When what to my now-weary eyes should appear,

but a cardiac surgeon with a phone to his ear.

His tone was unkind as he started to yell,

He was in a foul mood, for his patients weren’t well:

“They’re on ECMO, on LVADs, on Nitric, on pressors!

Balloon pumps! Impellas!” roared the irate professor.

“They have too much volume, and high CVPs,

You must use more Lasix, and get them to pee”

His message was clear. In a word: diurese.

Perhaps he might then leave my unit in peace.

And then in a twinkling to the OR he fled,

for a CABG awaited (There goes my last bed!).

The patient was pale, having had an MI,

He was fearful and scared and afraid he may die.

They toiled for hours repairing his heart,

but coming off bypass the thing wouldn’t start.
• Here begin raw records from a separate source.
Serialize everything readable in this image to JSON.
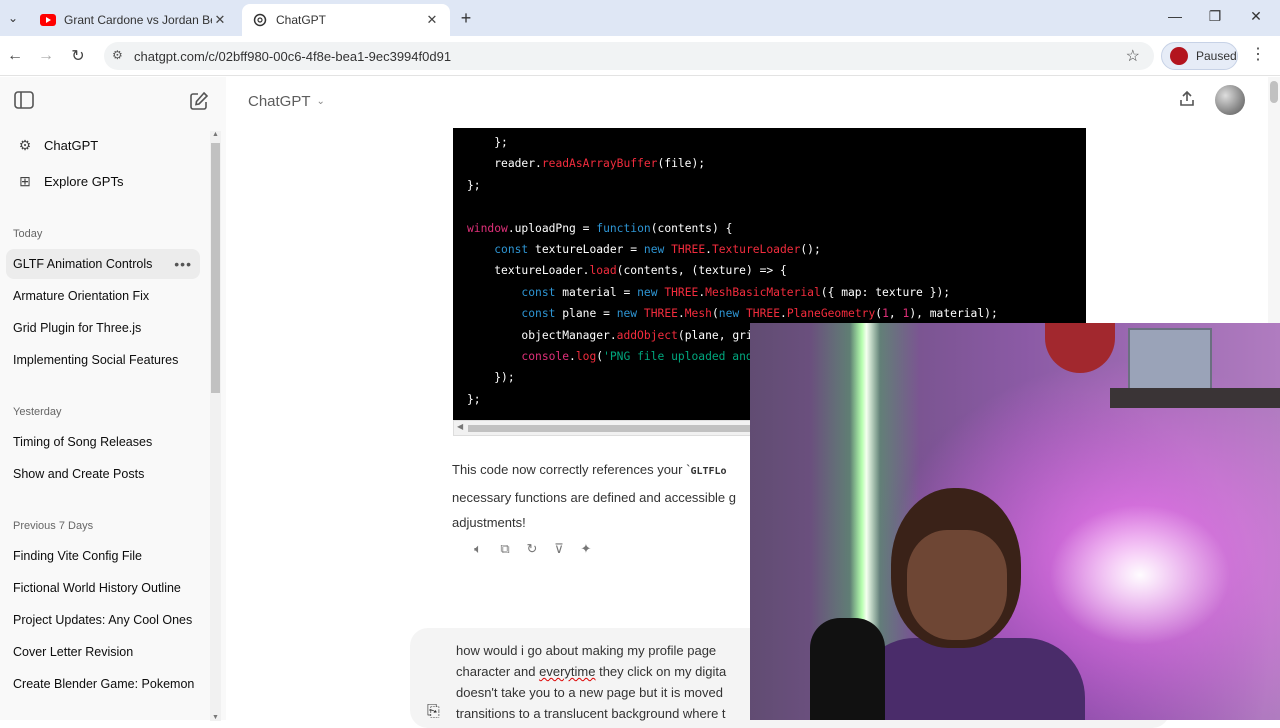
{
  "browser": {
    "tabs": [
      {
        "title": "Grant Cardone vs Jordan Belfort",
        "icon": "youtube-icon",
        "active": false
      },
      {
        "title": "ChatGPT",
        "icon": "chatgpt-icon",
        "active": true
      }
    ],
    "url": "chatgpt.com/c/02bff980-00c6-4f8e-bea1-9ec3994f0d91",
    "profile_label": "Paused",
    "colors": {
      "tabstrip": "#dfe7f5",
      "youtube": "#ff0000"
    }
  },
  "sidebar": {
    "nav": [
      {
        "label": "ChatGPT",
        "icon": "chatgpt-icon"
      },
      {
        "label": "Explore GPTs",
        "icon": "grid-icon"
      }
    ],
    "sections": [
      {
        "heading": "Today",
        "items": [
          "GLTF Animation Controls",
          "Armature Orientation Fix",
          "Grid Plugin for Three.js",
          "Implementing Social Features"
        ]
      },
      {
        "heading": "Yesterday",
        "items": [
          "Timing of Song Releases",
          "Show and Create Posts"
        ]
      },
      {
        "heading": "Previous 7 Days",
        "items": [
          "Finding Vite Config File",
          "Fictional World History Outline",
          "Project Updates: Any Cool Ones",
          "Cover Letter Revision",
          "Create Blender Game: Pokemon"
        ]
      }
    ],
    "more_label": "•••"
  },
  "main": {
    "model_title": "ChatGPT",
    "code_lines": [
      "    };",
      "    reader.readAsArrayBuffer(file);",
      "};",
      "",
      "window.uploadPng = function(contents) {",
      "    const textureLoader = new THREE.TextureLoader();",
      "    textureLoader.load(contents, (texture) => {",
      "        const material = new THREE.MeshBasicMaterial({ map: texture });",
      "        const plane = new THREE.Mesh(new THREE.PlaneGeometry(1, 1), material);",
      "        objectManager.addObject(plane, gri",
      "        console.log('PNG file uploaded and",
      "    });",
      "};"
    ],
    "reply_text_1": "This code now correctly references your `",
    "reply_code": "GLTFLo",
    "reply_text_2": "necessary functions are defined and accessible g",
    "reply_text_3": "adjustments!",
    "user_message_lines": [
      "how would i go about making my profile page",
      "character and ",
      "everytime",
      " they click on my digita",
      "doesn't take you to a new page but it is moved",
      "transitions to a translucent background where t"
    ]
  }
}
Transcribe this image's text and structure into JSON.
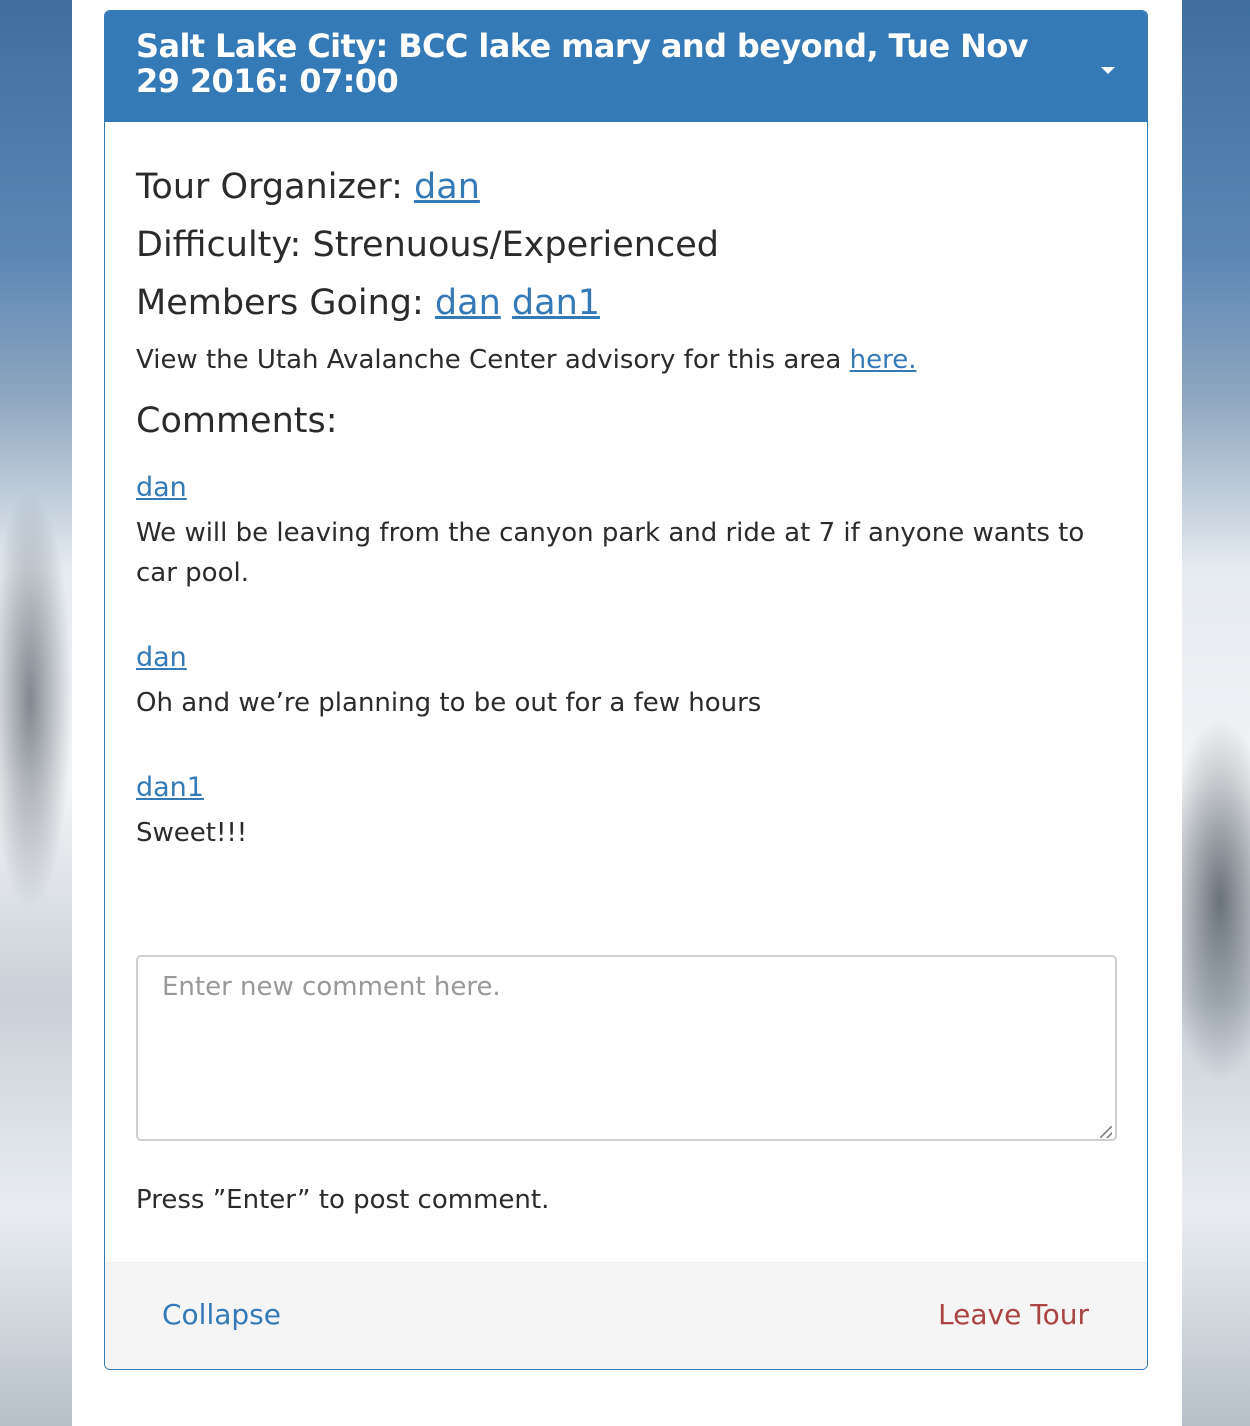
{
  "panel": {
    "title": "Salt Lake City: BCC lake mary and beyond, Tue Nov 29 2016: 07:00",
    "organizer_label": "Tour Organizer: ",
    "organizer": "dan",
    "difficulty_label": "Difficulty: ",
    "difficulty": "Strenuous/Experienced",
    "members_label": "Members Going: ",
    "members": [
      "dan",
      "dan1"
    ],
    "advisory_text": "View the Utah Avalanche Center advisory for this area ",
    "advisory_link": "here.",
    "comments_heading": "Comments:",
    "comments": [
      {
        "author": "dan",
        "text": "We will be leaving from the canyon park and ride at 7 if anyone wants to car pool."
      },
      {
        "author": "dan",
        "text": "Oh and we’re planning to be out for a few hours"
      },
      {
        "author": "dan1",
        "text": "Sweet!!!"
      }
    ],
    "comment_input": {
      "placeholder": "Enter new comment here.",
      "value": ""
    },
    "hint": "Press ”Enter” to post comment.",
    "footer": {
      "collapse_label": "Collapse",
      "leave_label": "Leave Tour"
    }
  },
  "colors": {
    "primary": "#337ab7",
    "danger": "#a94442",
    "footer_bg": "#f5f5f5"
  }
}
With pacing, some epi and one shock (or two),

this time was much better and off pump they flew!

He arrived to my unit on minimal drips,

With a fresh rosy hue to his cheeks and his lips.

He began to awake, extubation was nigh!

So I pulled out that tube in the blink of an eye.

And then off I scurried, for I had much to do:

There were lines to be placed and new labs to review.

My census had survived without unplanned deletions,

(even Bed 22 with tenacious secretions!).

Before long it was morning, I was tired, no doubt,

But there was bedflow to update and lists to print out.

So I completed my tasks with a small bit of cheer,

knowing amazing things are happening here!